Imagine the use case of, you go to an HR portal or a sales portal, and you ask a question of, 'Okay, I need a particular pricing for a product.' You just ask the question, and you get an answer. As opposed to, I go to a file, I open the file, I find the right part of the file. That's the probably really big use case. We're going to be doing that on an individual document level right now. But the big potential is when you do it across a set of documents.
Future use cases
The first iteration also doesn't provide any guidance for users in how to write prompts. It will be up to users to figure out the best prompts to achieve the results they're looking for. In the future it's likely that the platform will introduce templates and filters that will help users construct prompts. There's also no option to add a training feedback loop into the current version, which an enterprise might use to fine-tune the results the model produces. "Over time, you can imagine that would definitely make sense," says Levie.
Future use cases are likely to include incorporating Box AI actions into workflow automations, and helping to automatically build classifications for information sets. Levie elaborates:
You can give it a document, and then you have a prompt that says, 'Please classify this document and explain your reasons why.' It does an incredible job of any kind of granular level of classification you want ...
Let's say you're a film studio, you could have it classify movie scripts, of this genre, of this length, and it will classify that. That's just never been possible before. Because previously, you would have had to train an AI model just on movie scripts. And then you'd have to kick off to the movie script classifying engine. And again, nobody ever did that. It just took too much work.
What you can now do with these AI models is, basically if it's a college graduate level of intellect, now apply it to any kind of document or content process, we can now solve that problem in an automated fashion.
Today's announcement is therefore an important step towards building AI right across the Box product suite. He sums up:
You can imagine AI really being at the centre of our entire architecture. Our content lifecycle is everything from ingesting data to protecting it, classifying it to collaborating on it, that entire lifecycle. We think AI will be infused into how we work in everything that we do.

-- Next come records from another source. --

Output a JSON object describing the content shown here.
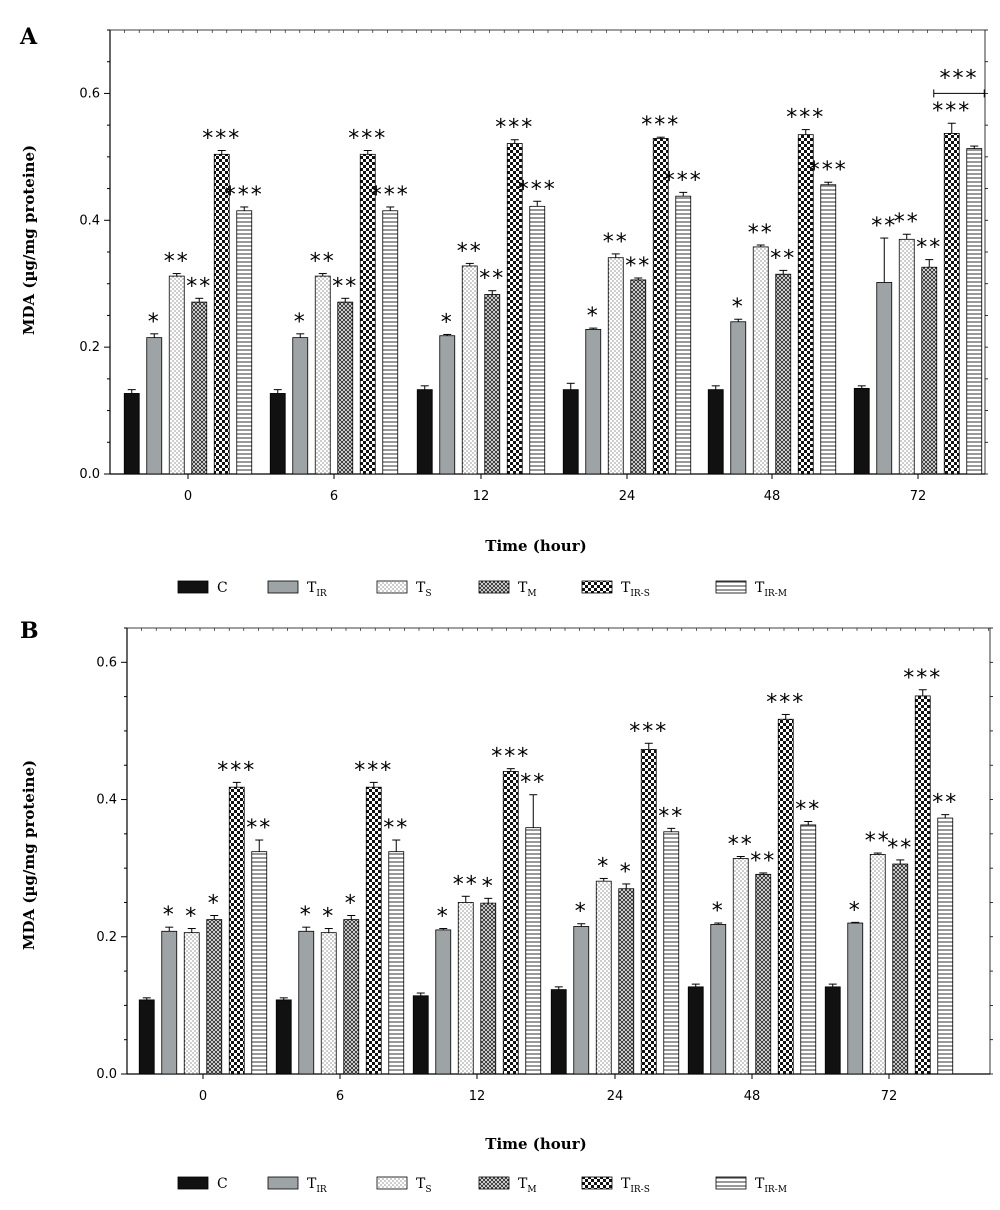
{
  "chart_data": [
    {
      "type": "bar",
      "panel_label": "A",
      "xlabel": "Time (hour)",
      "ylabel": "MDA (µg/mg proteine)",
      "ylim": [
        0,
        0.7
      ],
      "yticks": [
        "0.0",
        "0.2",
        "0.4",
        "0.6"
      ],
      "categories": [
        "0",
        "6",
        "12",
        "24",
        "48",
        "72"
      ],
      "series": [
        {
          "name": "C",
          "values": [
            0.127,
            0.127,
            0.133,
            0.133,
            0.133,
            0.135
          ],
          "errors": [
            0.006,
            0.006,
            0.006,
            0.01,
            0.006,
            0.004
          ]
        },
        {
          "name": "TIR",
          "values": [
            0.215,
            0.215,
            0.218,
            0.228,
            0.24,
            0.302
          ],
          "errors": [
            0.006,
            0.006,
            0.002,
            0.002,
            0.004,
            0.07
          ]
        },
        {
          "name": "TS",
          "values": [
            0.312,
            0.312,
            0.328,
            0.341,
            0.358,
            0.37
          ],
          "errors": [
            0.004,
            0.004,
            0.004,
            0.006,
            0.003,
            0.008
          ]
        },
        {
          "name": "TM",
          "values": [
            0.271,
            0.271,
            0.283,
            0.306,
            0.315,
            0.326
          ],
          "errors": [
            0.006,
            0.006,
            0.006,
            0.003,
            0.006,
            0.012
          ]
        },
        {
          "name": "TIR-S",
          "values": [
            0.504,
            0.504,
            0.521,
            0.529,
            0.535,
            0.537
          ],
          "errors": [
            0.006,
            0.006,
            0.006,
            0.002,
            0.008,
            0.016
          ]
        },
        {
          "name": "TIR-M",
          "values": [
            0.415,
            0.415,
            0.422,
            0.438,
            0.456,
            0.513
          ],
          "errors": [
            0.006,
            0.006,
            0.008,
            0.006,
            0.004,
            0.004
          ]
        }
      ],
      "annotations": [
        [
          "",
          "*",
          "**",
          "**",
          "***",
          "***"
        ],
        [
          "",
          "*",
          "**",
          "**",
          "***",
          "***"
        ],
        [
          "",
          "*",
          "**",
          "**",
          "***",
          "***"
        ],
        [
          "",
          "*",
          "**",
          "**",
          "***",
          "***"
        ],
        [
          "",
          "*",
          "**",
          "**",
          "***",
          "***"
        ],
        [
          "",
          "**",
          "**",
          "**",
          "***",
          ""
        ]
      ],
      "bracket_annotation": "***"
    },
    {
      "type": "bar",
      "panel_label": "B",
      "xlabel": "Time (hour)",
      "ylabel": "MDA (µg/mg proteine)",
      "ylim": [
        0,
        0.65
      ],
      "yticks": [
        "0.0",
        "0.2",
        "0.4",
        "0.6"
      ],
      "categories": [
        "0",
        "6",
        "12",
        "24",
        "48",
        "72"
      ],
      "series": [
        {
          "name": "C",
          "values": [
            0.108,
            0.108,
            0.114,
            0.123,
            0.127,
            0.127
          ],
          "errors": [
            0.003,
            0.003,
            0.004,
            0.004,
            0.004,
            0.004
          ]
        },
        {
          "name": "TIR",
          "values": [
            0.208,
            0.208,
            0.21,
            0.215,
            0.218,
            0.22
          ],
          "errors": [
            0.006,
            0.006,
            0.002,
            0.004,
            0.002,
            0.001
          ]
        },
        {
          "name": "TS",
          "values": [
            0.206,
            0.206,
            0.25,
            0.281,
            0.314,
            0.32
          ],
          "errors": [
            0.006,
            0.006,
            0.009,
            0.004,
            0.003,
            0.002
          ]
        },
        {
          "name": "TM",
          "values": [
            0.225,
            0.225,
            0.249,
            0.27,
            0.291,
            0.306
          ],
          "errors": [
            0.006,
            0.006,
            0.007,
            0.007,
            0.002,
            0.006
          ]
        },
        {
          "name": "TIR-S",
          "values": [
            0.418,
            0.418,
            0.441,
            0.473,
            0.517,
            0.551
          ],
          "errors": [
            0.007,
            0.007,
            0.004,
            0.009,
            0.007,
            0.009
          ]
        },
        {
          "name": "TIR-M",
          "values": [
            0.324,
            0.324,
            0.359,
            0.353,
            0.363,
            0.373
          ],
          "errors": [
            0.017,
            0.017,
            0.048,
            0.005,
            0.005,
            0.005
          ]
        }
      ],
      "annotations": [
        [
          "",
          "*",
          "*",
          "*",
          "***",
          "**"
        ],
        [
          "",
          "*",
          "*",
          "*",
          "***",
          "**"
        ],
        [
          "",
          "*",
          "**",
          "*",
          "***",
          "**"
        ],
        [
          "",
          "*",
          "*",
          "*",
          "***",
          "**"
        ],
        [
          "",
          "*",
          "**",
          "**",
          "***",
          "**"
        ],
        [
          "",
          "*",
          "**",
          "**",
          "***",
          "**"
        ]
      ]
    }
  ],
  "legend": [
    {
      "main": "C",
      "sub": "",
      "pattern": "solid"
    },
    {
      "main": "T",
      "sub": "IR",
      "pattern": "gray"
    },
    {
      "main": "T",
      "sub": "S",
      "pattern": "dots"
    },
    {
      "main": "T",
      "sub": "M",
      "pattern": "crosshatch"
    },
    {
      "main": "T",
      "sub": "IR-S",
      "pattern": "checker"
    },
    {
      "main": "T",
      "sub": "IR-M",
      "pattern": "hlines"
    }
  ],
  "colors": {
    "solid": "#111111",
    "gray": "#9ea3a6",
    "axis": "#000000"
  }
}
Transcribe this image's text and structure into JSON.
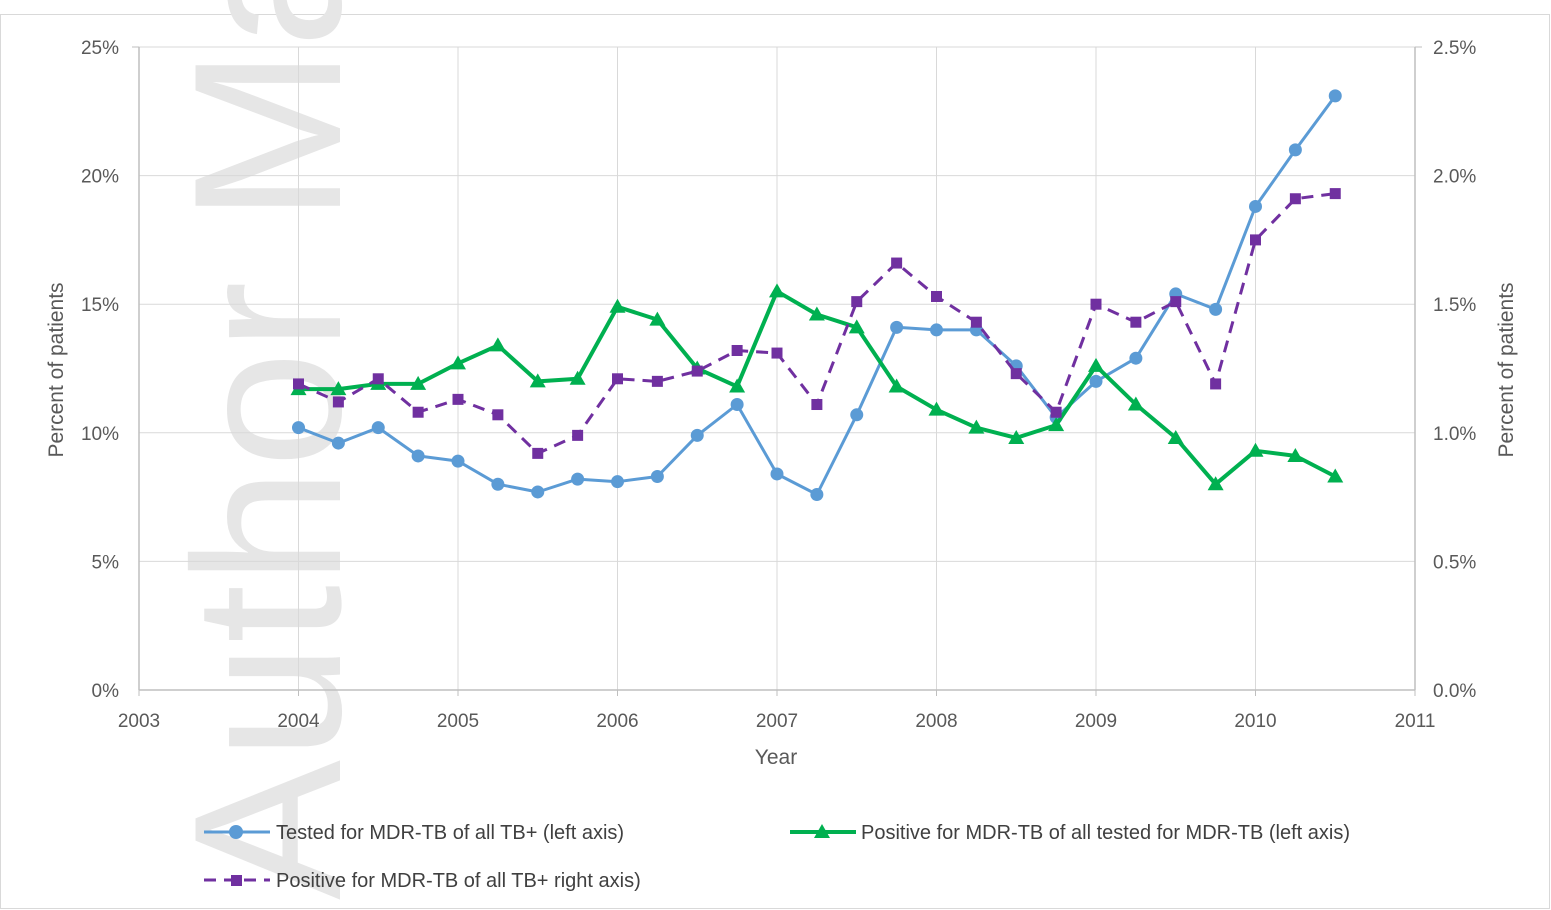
{
  "watermark": "Author Manuscript",
  "chart_data": {
    "type": "line",
    "xlabel": "Year",
    "ylabel_left": "Percent of patients",
    "ylabel_right": "Percent of patients",
    "xlim": [
      2003,
      2011
    ],
    "xticks": [
      "2003",
      "2004",
      "2005",
      "2006",
      "2007",
      "2008",
      "2009",
      "2010",
      "2011"
    ],
    "ylim_left": [
      0,
      25
    ],
    "yticks_left": [
      "0%",
      "5%",
      "10%",
      "15%",
      "20%",
      "25%"
    ],
    "ylim_right": [
      0,
      2.5
    ],
    "yticks_right": [
      "0.0%",
      "0.5%",
      "1.0%",
      "1.5%",
      "2.0%",
      "2.5%"
    ],
    "grid": true,
    "legend_position": "bottom",
    "x": [
      2004,
      2004.25,
      2004.5,
      2004.75,
      2005,
      2005.25,
      2005.5,
      2005.75,
      2006,
      2006.25,
      2006.5,
      2006.75,
      2007,
      2007.25,
      2007.5,
      2007.75,
      2008,
      2008.25,
      2008.5,
      2008.75,
      2009,
      2009.25,
      2009.5,
      2009.75,
      2010,
      2010.25,
      2010.5
    ],
    "series": [
      {
        "name": "Tested for MDR-TB of all TB+ (left axis)",
        "axis": "left",
        "color": "#5b9bd5",
        "marker": "circle",
        "dash": "solid",
        "values": [
          10.2,
          9.6,
          10.2,
          9.1,
          8.9,
          8.0,
          7.7,
          8.2,
          8.1,
          8.3,
          9.9,
          11.1,
          8.4,
          7.6,
          10.7,
          14.1,
          14.0,
          14.0,
          12.6,
          10.6,
          12.0,
          12.9,
          15.4,
          14.8,
          18.8,
          21.0,
          23.1
        ]
      },
      {
        "name": "Positive for MDR-TB of all tested for MDR-TB  (left axis)",
        "axis": "left",
        "color": "#00b050",
        "marker": "triangle",
        "dash": "solid",
        "values": [
          11.7,
          11.7,
          11.9,
          11.9,
          12.7,
          13.4,
          12.0,
          12.1,
          14.9,
          14.4,
          12.5,
          11.8,
          15.5,
          14.6,
          14.1,
          11.8,
          10.9,
          10.2,
          9.8,
          10.3,
          12.6,
          11.1,
          9.8,
          8.0,
          9.3,
          9.1,
          8.3
        ]
      },
      {
        "name": "Positive for MDR-TB of all TB+ right axis)",
        "axis": "right",
        "color": "#7030a0",
        "marker": "square",
        "dash": "dashed",
        "values": [
          1.19,
          1.12,
          1.21,
          1.08,
          1.13,
          1.07,
          0.92,
          0.99,
          1.21,
          1.2,
          1.24,
          1.32,
          1.31,
          1.11,
          1.51,
          1.66,
          1.53,
          1.43,
          1.23,
          1.08,
          1.5,
          1.43,
          1.51,
          1.19,
          1.75,
          1.91,
          1.93
        ]
      }
    ]
  }
}
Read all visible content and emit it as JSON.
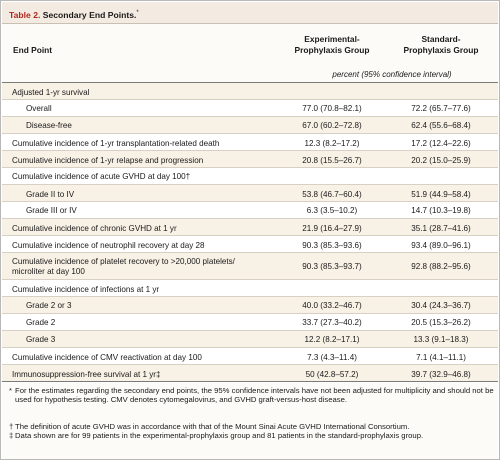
{
  "table": {
    "label": "Table 2.",
    "title": "Secondary End Points.",
    "title_mark": "*"
  },
  "header": {
    "endpoint": "End Point",
    "col1_line1": "Experimental-",
    "col1_line2": "Prophylaxis Group",
    "col2_line1": "Standard-",
    "col2_line2": "Prophylaxis Group",
    "units": "percent (95% confidence interval)"
  },
  "rows": [
    {
      "label": "Adjusted 1-yr survival",
      "v1": "",
      "v2": "",
      "indent": false
    },
    {
      "label": "Overall",
      "v1": "77.0 (70.8–82.1)",
      "v2": "72.2 (65.7–77.6)",
      "indent": true
    },
    {
      "label": "Disease-free",
      "v1": "67.0 (60.2–72.8)",
      "v2": "62.4 (55.6–68.4)",
      "indent": true
    },
    {
      "label": "Cumulative incidence of 1-yr transplantation-related death",
      "v1": "12.3 (8.2–17.2)",
      "v2": "17.2 (12.4–22.6)",
      "indent": false
    },
    {
      "label": "Cumulative incidence of 1-yr relapse and progression",
      "v1": "20.8 (15.5–26.7)",
      "v2": "20.2 (15.0–25.9)",
      "indent": false
    },
    {
      "label": "Cumulative incidence of acute GVHD at day 100†",
      "v1": "",
      "v2": "",
      "indent": false
    },
    {
      "label": "Grade II to IV",
      "v1": "53.8 (46.7–60.4)",
      "v2": "51.9 (44.9–58.4)",
      "indent": true
    },
    {
      "label": "Grade III or IV",
      "v1": "6.3 (3.5–10.2)",
      "v2": "14.7 (10.3–19.8)",
      "indent": true
    },
    {
      "label": "Cumulative incidence of chronic GVHD at 1 yr",
      "v1": "21.9 (16.4–27.9)",
      "v2": "35.1 (28.7–41.6)",
      "indent": false
    },
    {
      "label": "Cumulative incidence of neutrophil recovery at day 28",
      "v1": "90.3 (85.3–93.6)",
      "v2": "93.4 (89.0–96.1)",
      "indent": false
    },
    {
      "label": "Cumulative incidence of platelet recovery to >20,000 platelets/",
      "label2": "microliter at day 100",
      "v1": "90.3 (85.3–93.7)",
      "v2": "92.8 (88.2–95.6)",
      "indent": false
    },
    {
      "label": "Cumulative incidence of infections at 1 yr",
      "v1": "",
      "v2": "",
      "indent": false
    },
    {
      "label": "Grade 2 or 3",
      "v1": "40.0 (33.2–46.7)",
      "v2": "30.4 (24.3–36.7)",
      "indent": true
    },
    {
      "label": "Grade 2",
      "v1": "33.7 (27.3–40.2)",
      "v2": "20.5 (15.3–26.2)",
      "indent": true
    },
    {
      "label": "Grade 3",
      "v1": "12.2 (8.2–17.1)",
      "v2": "13.3 (9.1–18.3)",
      "indent": true
    },
    {
      "label": "Cumulative incidence of CMV reactivation at day 100",
      "v1": "7.3 (4.3–11.4)",
      "v2": "7.1 (4.1–11.1)",
      "indent": false
    },
    {
      "label": "Immunosuppression-free survival at 1 yr‡",
      "v1": "50 (42.8–57.2)",
      "v2": "39.7 (32.9–46.8)",
      "indent": false
    }
  ],
  "footnotes": [
    {
      "mark": "*",
      "text": "For the estimates regarding the secondary end points, the 95% confidence intervals have not been adjusted for multiplicity and should not be used for hypothesis testing. CMV denotes cytomegalovirus, and GVHD graft-versus-host disease."
    },
    {
      "mark": "†",
      "text": "The definition of acute GVHD was in accordance with that of the Mount Sinai Acute GVHD International Consortium."
    },
    {
      "mark": "‡",
      "text": "Data shown are for 99 patients in the experimental-prophylaxis group and 81 patients in the standard-prophylaxis group."
    }
  ],
  "colors": {
    "label_red": "#b0281c",
    "title_bg": "#f3ebe1",
    "row_shade": "#f8f1e6"
  }
}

Box as a company is already well versed in the use of AI to help enterprises manage and make sense of their content stores, but adding LLM technology certainly takes this to a whole new level, while still building in important guardrails to protect the integrity and security of that content. It's good to see Box taking this one step at a time to ensure that the technology produces results that are meaningful in an enterprise context while managing the risk of rogue outcomes.